USAID/Ukraine considers gender when designing, implementing, monitoring, and evaluating any program. Gender integration refers to the process of assessing the potentially disparate effects of any planned project on women and men, particularly projects in which USAID effects long-term changes to legislation and policy.


  • USAID supports the inclusion of women in political parties and political processes (female voter outreach and discussion of gender issues).
  • USAID increases women’s participation in policy and legislation and raises gender awareness among parliamentarians by supporting a nascent women’s caucus through which women legislators plan a common agenda.
  • USAID assisted in the development and adoption of Ukraine's first National Human Rights Strategy, which combats discrimination, ensures gender equality, and counters domestic and gender-based violence (GBV).
  • USAID sponsored two fact-finding monitoring missions to eastern Ukraine with a focus on gender-based violence in armed conflict zones. Findings and recommendations of the fact-fact finding mission will inform strategic litigation by the European Court of Human Rights.
  • USAID supports women-led civil society and media organizations (including women journalists) that address gender issues.
  • In the justice sector, USAID trained 60 GOU representatives to consider gender when drafting priority legislation on vetting and lustration of public officials. With USAID’s support, Ministry of Justice and High Council of Justice incorporated provisions of the Law on Equal Rights and Opportunities into Ukraine’s overall legal framework.
  • USAID helped the Ministry on Social Policy build a web page hosting teaching how Ukrainians can protect themselves from gender discrimination and domestic violence.
  • USAID assists the National Legal Aid Coalition (inclusive of five women’s rights nongovernmental organizations) to improve access to justice for women. USAID also improves women’s empowerment in the judiciary and increases human rights awareness in the courts.
  • USAID supports Counter Trafficking-in-Persons (CTIP) work and draws attention to the growing number of men becoming victims of trafficking.

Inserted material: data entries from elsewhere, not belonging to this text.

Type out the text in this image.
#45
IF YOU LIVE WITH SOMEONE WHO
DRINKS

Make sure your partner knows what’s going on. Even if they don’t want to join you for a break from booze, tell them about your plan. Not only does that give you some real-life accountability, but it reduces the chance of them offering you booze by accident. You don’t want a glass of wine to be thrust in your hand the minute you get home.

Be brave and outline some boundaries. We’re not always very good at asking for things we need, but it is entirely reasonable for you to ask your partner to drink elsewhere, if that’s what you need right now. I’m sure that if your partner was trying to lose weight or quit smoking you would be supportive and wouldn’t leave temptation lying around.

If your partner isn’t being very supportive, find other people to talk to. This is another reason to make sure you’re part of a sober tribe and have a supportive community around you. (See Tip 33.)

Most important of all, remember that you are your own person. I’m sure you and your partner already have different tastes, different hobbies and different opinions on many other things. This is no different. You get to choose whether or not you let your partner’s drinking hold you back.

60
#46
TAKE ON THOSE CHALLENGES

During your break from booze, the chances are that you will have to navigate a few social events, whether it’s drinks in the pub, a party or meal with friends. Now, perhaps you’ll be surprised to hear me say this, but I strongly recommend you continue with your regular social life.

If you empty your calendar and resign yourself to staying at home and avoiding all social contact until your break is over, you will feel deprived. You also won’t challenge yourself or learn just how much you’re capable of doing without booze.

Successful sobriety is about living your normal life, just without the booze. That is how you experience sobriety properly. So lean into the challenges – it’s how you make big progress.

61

  • USAID trains municipal partners on factoring in gender as a step in drafting performance-based budgets. USAID works with a variety of rural agricultural actors to get women more involved in making management decisions related to the administration of agricultural land.
  • USAID agricultural assistance programs support capacity building in public and private agriculture organizations around Ukraine. These programs teach gender equality, women’s empowerment, and gender strategy design and usage in community development, with an emphasis on USAID’s priority of decentralization.


  • Under the President’s Emergency Plan for AIDS Relief (PEPFAR), USAID conducted an assessment to identify gender-specific vulnerabilities, needs, barriers, and gaps to accessing and adhering to the comprehensive HIV services – from testing to viral load suppression – for women and men who inject drugs, their sexual partners, and men who have sex with men. Recommendations from the assessment report will inform integration of gender mainstreaming in PEPFAR programming.
  • USAID advocates policies that address gender-specific issues affecting access to services for women that inject drugs or have HIV or tuberculosis . Policies that bring treatment services closer to the home improve women’s access and adherence to treatment schedules.
  • By increasing health provider skills in family planning (FP) counseling and supporting national and regional FP policy development, USAID expands access to, and uptake of, modern forms of contraception, enabling women and their partners to proactively plan their families and reducing the incidence of abortion.
  • USAID helps HIV positive women with small children to find employment, which is shown to improve their adherence to anti-retroviral treatment.
  • USAID works with the National Association of Disabled People to make reproductive health care services accessible to women with physical disabilities.